Ragan's research involves genomics and proteomics which throw up database issues that transcend mere number crunching. Specifically, he works with very large, very dense data sets and new data types that are not easy to integrate with each other.

"It is not just a string of DNA sequences but simulations, models and images that need to be integrated," That becomes a middleware problem involving both hardware and software, he says.

Like VPAC and ANU, the Queensland Parallel Supercomputing Foundation is finding about 20 to 25 percent of its computing capacity is taken up by bioresearch projects these days.

Queensland government investments in the biotech sector have spawned a dozen new research centres in the past two years. The activity is helping to send up demand for very high performance computing in the life sciences sector at more than a linear rate though it has not yet gone exponential, according to QPSF sources.

For many projects, biotech researchers don't require access to the nation's most powerful computing platform architectures.

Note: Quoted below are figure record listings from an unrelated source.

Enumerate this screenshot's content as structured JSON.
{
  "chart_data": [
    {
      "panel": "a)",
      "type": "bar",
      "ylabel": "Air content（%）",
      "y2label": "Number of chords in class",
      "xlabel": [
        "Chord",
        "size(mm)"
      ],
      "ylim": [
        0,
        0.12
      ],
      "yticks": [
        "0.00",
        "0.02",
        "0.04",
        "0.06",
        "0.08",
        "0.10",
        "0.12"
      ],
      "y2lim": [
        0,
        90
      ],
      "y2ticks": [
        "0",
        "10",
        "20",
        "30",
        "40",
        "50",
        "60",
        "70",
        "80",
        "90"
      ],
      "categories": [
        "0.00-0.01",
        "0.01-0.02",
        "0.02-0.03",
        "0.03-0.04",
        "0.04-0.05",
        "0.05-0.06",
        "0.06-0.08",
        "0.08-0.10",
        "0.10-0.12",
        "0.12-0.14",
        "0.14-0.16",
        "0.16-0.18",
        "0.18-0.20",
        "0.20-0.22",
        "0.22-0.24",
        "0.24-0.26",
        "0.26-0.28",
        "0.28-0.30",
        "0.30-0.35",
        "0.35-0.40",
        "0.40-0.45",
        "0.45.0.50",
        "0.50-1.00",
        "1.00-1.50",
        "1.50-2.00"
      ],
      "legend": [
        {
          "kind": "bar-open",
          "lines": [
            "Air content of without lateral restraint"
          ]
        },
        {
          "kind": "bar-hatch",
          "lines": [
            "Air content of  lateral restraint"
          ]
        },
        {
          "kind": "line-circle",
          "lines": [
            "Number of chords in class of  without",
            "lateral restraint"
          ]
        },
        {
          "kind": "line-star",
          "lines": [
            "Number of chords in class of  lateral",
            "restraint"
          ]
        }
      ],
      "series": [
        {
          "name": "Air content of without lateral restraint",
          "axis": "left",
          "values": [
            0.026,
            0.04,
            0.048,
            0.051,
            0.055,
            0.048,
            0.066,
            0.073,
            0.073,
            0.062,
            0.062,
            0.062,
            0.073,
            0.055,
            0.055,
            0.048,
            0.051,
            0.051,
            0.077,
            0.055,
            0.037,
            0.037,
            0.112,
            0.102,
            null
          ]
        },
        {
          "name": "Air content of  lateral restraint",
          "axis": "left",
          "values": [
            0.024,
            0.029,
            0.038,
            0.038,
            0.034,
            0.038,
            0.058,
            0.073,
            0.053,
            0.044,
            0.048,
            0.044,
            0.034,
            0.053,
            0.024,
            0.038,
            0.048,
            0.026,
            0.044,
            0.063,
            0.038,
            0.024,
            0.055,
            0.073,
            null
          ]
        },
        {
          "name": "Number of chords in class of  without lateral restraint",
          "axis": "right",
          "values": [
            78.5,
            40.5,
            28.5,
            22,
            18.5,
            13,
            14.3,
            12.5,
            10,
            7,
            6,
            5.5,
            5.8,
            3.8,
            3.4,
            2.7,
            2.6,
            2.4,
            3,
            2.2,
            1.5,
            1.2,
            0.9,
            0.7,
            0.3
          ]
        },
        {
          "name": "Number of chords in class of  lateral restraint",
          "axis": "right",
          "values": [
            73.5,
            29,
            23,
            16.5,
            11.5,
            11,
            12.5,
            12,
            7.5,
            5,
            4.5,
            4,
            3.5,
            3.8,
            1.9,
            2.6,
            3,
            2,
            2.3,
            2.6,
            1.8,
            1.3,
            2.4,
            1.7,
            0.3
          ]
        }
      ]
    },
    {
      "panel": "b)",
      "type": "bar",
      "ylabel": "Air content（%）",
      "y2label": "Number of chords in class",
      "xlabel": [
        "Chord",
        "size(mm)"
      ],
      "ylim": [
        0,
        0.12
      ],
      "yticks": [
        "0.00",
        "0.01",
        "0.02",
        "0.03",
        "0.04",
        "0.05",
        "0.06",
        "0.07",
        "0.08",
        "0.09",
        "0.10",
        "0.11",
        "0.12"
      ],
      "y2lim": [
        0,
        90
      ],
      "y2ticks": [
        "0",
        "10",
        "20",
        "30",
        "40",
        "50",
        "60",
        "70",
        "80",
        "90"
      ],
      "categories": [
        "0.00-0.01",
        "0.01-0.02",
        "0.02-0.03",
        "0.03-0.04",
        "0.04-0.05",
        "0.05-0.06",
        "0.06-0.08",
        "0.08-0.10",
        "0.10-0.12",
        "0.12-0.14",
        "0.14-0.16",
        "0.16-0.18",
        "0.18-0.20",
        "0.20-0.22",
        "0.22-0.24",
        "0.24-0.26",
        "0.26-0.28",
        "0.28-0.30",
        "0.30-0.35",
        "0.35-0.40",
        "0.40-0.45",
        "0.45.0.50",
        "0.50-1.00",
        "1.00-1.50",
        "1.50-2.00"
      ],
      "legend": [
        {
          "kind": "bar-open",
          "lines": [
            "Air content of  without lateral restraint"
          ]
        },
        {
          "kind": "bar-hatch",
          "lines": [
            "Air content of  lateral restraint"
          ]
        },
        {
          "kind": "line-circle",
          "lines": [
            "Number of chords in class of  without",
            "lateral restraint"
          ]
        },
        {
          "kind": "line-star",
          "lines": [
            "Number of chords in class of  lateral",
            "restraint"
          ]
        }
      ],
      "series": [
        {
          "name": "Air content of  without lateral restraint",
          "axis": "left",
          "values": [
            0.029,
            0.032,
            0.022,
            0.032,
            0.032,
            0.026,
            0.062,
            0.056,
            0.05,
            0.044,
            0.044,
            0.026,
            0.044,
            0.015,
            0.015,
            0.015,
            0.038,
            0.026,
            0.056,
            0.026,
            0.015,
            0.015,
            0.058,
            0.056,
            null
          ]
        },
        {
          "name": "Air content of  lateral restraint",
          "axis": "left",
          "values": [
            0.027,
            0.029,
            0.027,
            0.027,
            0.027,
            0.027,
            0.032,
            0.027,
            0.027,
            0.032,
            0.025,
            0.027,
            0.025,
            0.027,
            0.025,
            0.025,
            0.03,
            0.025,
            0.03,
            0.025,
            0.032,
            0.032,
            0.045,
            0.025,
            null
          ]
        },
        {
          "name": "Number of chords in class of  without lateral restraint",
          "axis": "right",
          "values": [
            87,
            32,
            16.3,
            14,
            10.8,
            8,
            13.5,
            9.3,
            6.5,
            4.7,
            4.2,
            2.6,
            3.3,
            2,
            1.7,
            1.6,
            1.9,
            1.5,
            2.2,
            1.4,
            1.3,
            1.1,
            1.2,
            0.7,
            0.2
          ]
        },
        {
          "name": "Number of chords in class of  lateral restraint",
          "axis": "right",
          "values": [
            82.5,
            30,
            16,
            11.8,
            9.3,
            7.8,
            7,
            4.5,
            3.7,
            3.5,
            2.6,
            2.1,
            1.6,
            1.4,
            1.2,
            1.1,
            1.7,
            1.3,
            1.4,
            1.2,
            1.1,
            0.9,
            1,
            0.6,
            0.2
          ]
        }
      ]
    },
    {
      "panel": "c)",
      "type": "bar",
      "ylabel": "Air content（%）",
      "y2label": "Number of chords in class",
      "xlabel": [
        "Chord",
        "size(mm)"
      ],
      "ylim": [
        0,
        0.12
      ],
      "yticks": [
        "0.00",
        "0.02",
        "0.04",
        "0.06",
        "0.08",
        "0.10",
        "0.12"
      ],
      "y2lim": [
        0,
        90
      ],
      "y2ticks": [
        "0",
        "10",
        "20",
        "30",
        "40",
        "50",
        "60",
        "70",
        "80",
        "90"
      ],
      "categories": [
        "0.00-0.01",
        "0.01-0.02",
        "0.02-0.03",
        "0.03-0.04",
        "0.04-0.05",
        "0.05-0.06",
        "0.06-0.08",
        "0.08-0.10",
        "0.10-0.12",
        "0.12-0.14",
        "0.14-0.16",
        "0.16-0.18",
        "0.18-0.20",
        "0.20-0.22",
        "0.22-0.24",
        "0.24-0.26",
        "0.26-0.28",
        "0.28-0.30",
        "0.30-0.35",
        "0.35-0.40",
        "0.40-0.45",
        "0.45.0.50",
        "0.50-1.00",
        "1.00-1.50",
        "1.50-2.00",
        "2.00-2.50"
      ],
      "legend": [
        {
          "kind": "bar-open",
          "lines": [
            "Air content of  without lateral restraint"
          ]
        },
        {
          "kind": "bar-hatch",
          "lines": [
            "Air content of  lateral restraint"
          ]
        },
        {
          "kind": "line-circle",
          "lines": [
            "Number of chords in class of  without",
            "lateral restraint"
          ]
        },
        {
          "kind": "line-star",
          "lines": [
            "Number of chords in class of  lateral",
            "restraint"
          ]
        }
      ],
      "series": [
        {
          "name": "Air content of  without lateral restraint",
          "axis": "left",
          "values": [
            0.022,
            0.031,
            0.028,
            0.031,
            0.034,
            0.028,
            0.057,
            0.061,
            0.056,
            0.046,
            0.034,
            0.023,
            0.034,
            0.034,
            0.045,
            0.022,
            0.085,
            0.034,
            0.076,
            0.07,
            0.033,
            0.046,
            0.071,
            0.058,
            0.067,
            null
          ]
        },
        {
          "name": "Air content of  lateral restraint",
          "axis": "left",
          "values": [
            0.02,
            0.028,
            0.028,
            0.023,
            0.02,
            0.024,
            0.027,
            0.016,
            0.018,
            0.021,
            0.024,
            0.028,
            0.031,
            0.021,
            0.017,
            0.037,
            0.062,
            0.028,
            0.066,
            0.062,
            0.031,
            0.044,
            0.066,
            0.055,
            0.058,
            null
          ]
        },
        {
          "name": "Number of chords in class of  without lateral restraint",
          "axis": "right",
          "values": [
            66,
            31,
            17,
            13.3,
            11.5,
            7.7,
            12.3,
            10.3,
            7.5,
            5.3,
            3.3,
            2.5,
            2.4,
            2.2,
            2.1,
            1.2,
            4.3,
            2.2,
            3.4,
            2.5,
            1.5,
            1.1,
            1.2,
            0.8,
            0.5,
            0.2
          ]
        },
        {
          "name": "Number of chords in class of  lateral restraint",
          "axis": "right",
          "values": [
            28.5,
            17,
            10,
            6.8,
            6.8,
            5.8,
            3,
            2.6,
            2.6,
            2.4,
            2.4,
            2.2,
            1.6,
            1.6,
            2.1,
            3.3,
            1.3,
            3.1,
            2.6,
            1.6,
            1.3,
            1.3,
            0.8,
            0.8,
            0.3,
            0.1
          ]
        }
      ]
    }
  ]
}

Clusters of smaller platforms such as Intel-powered PCs or small Linux machines provide enough processing power to handle many projects.

"Just as in gardening, there are different tools for different jobs," says IMB's Ragan. "We have eight to 12 processor machines for internal development and 128-processor machines for things not big enough to send off to APAC.

"And we have other problems that need big single memory architectures."